In Berlin wird ein neues Beratungsprojekt für Mieter ins Leben gerufen, die aufgrund von Eigenbedarfskündigungen bedroht sind. Dieses besorgt sich in den Bezirken Pankow, Mitte, Neukölln sowie Friedrichshain-Kreuzberg Unterstützung durch den Berliner Mieterverein. Sebastian Bartels, Geschäftsführer des Mietervereins, hebt hervor, dass es in der Hauptstadt zu einer Schätzung von jährlich 4.000 bis 6.000 Kündigungen kommt, von denen viele nicht erfasst sind. Zudem wurden im Jahr 2023 etwa 2.000 Klagen eingereicht, die nicht auf Zahlungsprobleme zurückzuführen sind. Ein wachsendes Problem stellt die Umwandlung von Mietshäusern in Eigentumswohnungen dar, die oft zur Kündigung von Mietverhältnissen führt.
Die Mieter sollen in dem neuen Projekt mit dem Titel „Wohnungsnot stoppen – gegen Eigenbedarf und Umwandlung“ umfassend informiert und beraten werden. Ziel ist es, insbesondere über die Eigenbedarfskündigungen aufzuklären und die Mieter in Mieterversammlungen zu stärken. Bartels betont, dass Mieter jetzt aktiv gegen Eigenbedarfskündigungen vorgehen sollten und die Möglichkeit haben, rechtliche Beratung in Anspruch zu nehmen. Die Gerichte haben die Prüfung der Eigenbedarfskündigungen in letzter Zeit strenger gestaltet, was den Mietern zugutekommen kann.
Regelungen zur Eigenbedarfskündigung
Nach den aktuellen Regelungen muss der Vermieter für eine Eigenbedarfskündigung zwei Bedingungen erfüllen: Es muss ein konkreter Anlass vorliegen und dieser muss eine privilegierte Bedarfsperson betreffen. Mögliche Anlässe können geänderte familiäre Verhältnisse, Platzbedarf für eine Pflegekraft oder ein Arbeitsplatz in der Nähe sein. Privilegierte Bedarfspersonen sind unter anderem der Eigentümer selbst, Lebenspartner, Kinder oder Eltern, wobei andere Verwandte nur in Ausnahmen gelten.
Die Kündigungsfrist beträgt in der Regel drei Monate, kann jedoch nach fünf und acht Jahren Mietdauer jeweils um zwei Monate verlängert werden. Bei einem Kauf tritt der neue Eigentümer in den Mietvertrag ein und kann erst nach der Eintragung im Grundbuch kündigen. Eine vorzeitige Kündigung durch den alten Vermieter ist nicht möglich.

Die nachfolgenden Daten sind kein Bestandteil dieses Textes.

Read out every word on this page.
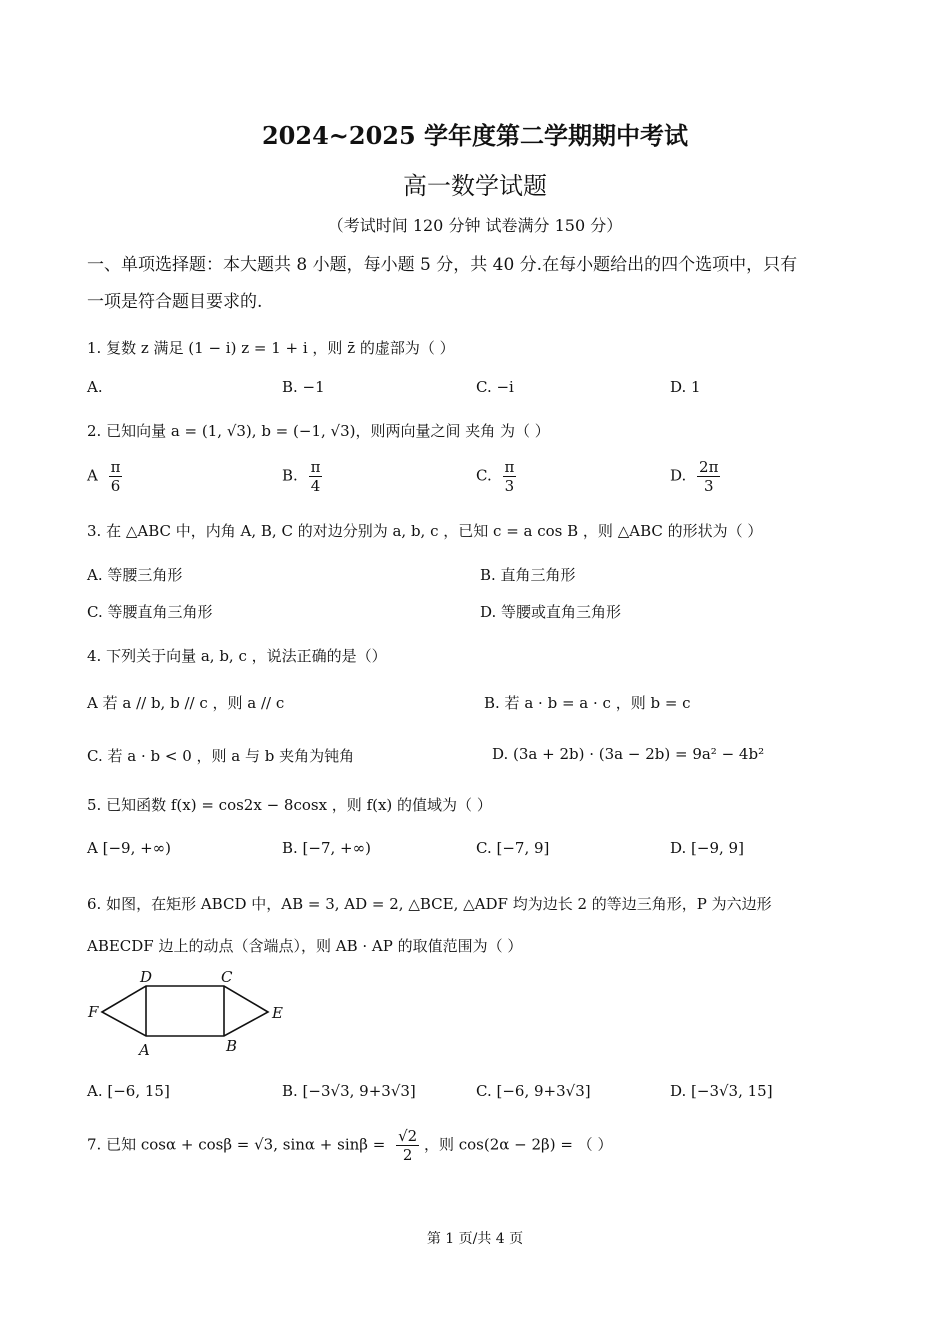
2024~2025 学年度第二学期期中考试
高一数学试题
（考试时间 120 分钟 试卷满分 150 分）
一、单项选择题：本大题共 8 小题，每小题 5 分，共 40 分.在每小题给出的四个选项中，只有
一项是符合题目要求的.
1. 复数 z 满足 (1 − i) z = 1 + i ，则 z̄ 的虚部为（ ）
A.	B. −1	C. −i	D. 1
2. 已知向量 a = (1, √3), b = (−1, √3)，则两向量之间 夹角 为（ ）
A $\frac{\pi}{6}$	B. $\frac{\pi}{4}$	C. $\frac{\pi}{3}$	D. $\frac{2\pi}{3}$
3. 在 △ABC 中，内角 A, B, C 的对边分别为 a, b, c ，已知 c = a cos B ，则 △ABC 的形状为（ ）
A. 等腰三角形	B. 直角三角形
C. 等腰直角三角形	D. 等腰或直角三角形
4. 下列关于向量 a, b, c ，说法正确的是（）
A 若 a // b, b // c ，则 a // c	B. 若 a · b = a · c ，则 b = c
C. 若 a · b < 0 ，则 a 与 b 夹角为钝角	D. (3a + 2b) · (3a − 2b) = 9a² − 4b²
5. 已知函数 f(x) = cos2x − 8cosx ，则 f(x) 的值域为（ ）
A [−9, +∞)	B. [−7, +∞)	C. [−7, 9]	D. [−9, 9]
6. 如图，在矩形 ABCD 中，AB = 3, AD = 2, △BCE, △ADF 均为边长 2 的等边三角形，P 为六边形
ABECDF 边上的动点（含端点），则 AB · AP 的取值范围为（ ）
D	C
F	E
A	B
A. [−6, 15]	B. [−3√3, 9+3√3]	C. [−6, 9+3√3]	D. [−3√3, 15]
7. 已知 cosα + cosβ = √3, $\sin\alpha + \sin\beta = \frac{√2}{2}$ ，则 cos(2α − 2β) = （ ）
第 1 页/共 4 页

Kündigungssperrfrist und ihre Bedeutung
In Berlin gilt eine Kündigungssperrfrist von zehn Jahren bei der Umwandlung von Mietwohnungen in Eigentumswohnungen. Diese Regelung schützt die Mieter, indem sie die Kündigung für diesen Zeitraum ausschließt. Diese Sperrfrist greift auch für Käufer von bereits vermieteten Eigentumswohnungen, die unter bestimmten Voraussetzungen selbst betroffen sind. Das Landgericht Berlin hat festgestellt, dass die zehnjährige Kündigungsfrist auch für die Erwerber gilt, die vor Einführung dieser Regelungen ins Grundbuch eingetragen wurden, was die Rechte der Mieter weiter stärkt.
Im Rahmen dieser Regelungen haben Mieter die Möglichkeit, gegen eine Eigenbedarfskündigung Widerspruch einzulegen. Dies muss mindestens zwei Monate vor dem im Kündigungsschreiben angegebenen Ende des Mietverhältnisses geschehen. Bei formellen Fehlern oder unzureichender Begründung des Eigenbedarfs besteht grundsätzlich eine hohe Erfolgsaussicht. Sollten die Gründe für die Kündigung wegfallen, haben die Mieter das Recht, den Vertrag fortzuführen oder Schadensersatz zu fordern, wenn der Eigenbedarf nur vorgetäuscht war. Die lange Dauer von Räumungsklagen und das damit verbundene Risiko für Vermieter können Mieter in einer starken Position behalten.
Das Beratungsprojekt zielt darauf ab, nachdrücklich darauf aufmerksam zu machen, dass Mieter sich rechtlich gegen Kündigungen zur Wehr setzen können. In Zeiten steigender Mietpreise und angespannter Wohnlagen in Berlin ist es entscheidend, dass sich Mieter ihrer Rechte bewusst sind und diese auch aktiv verteidigen.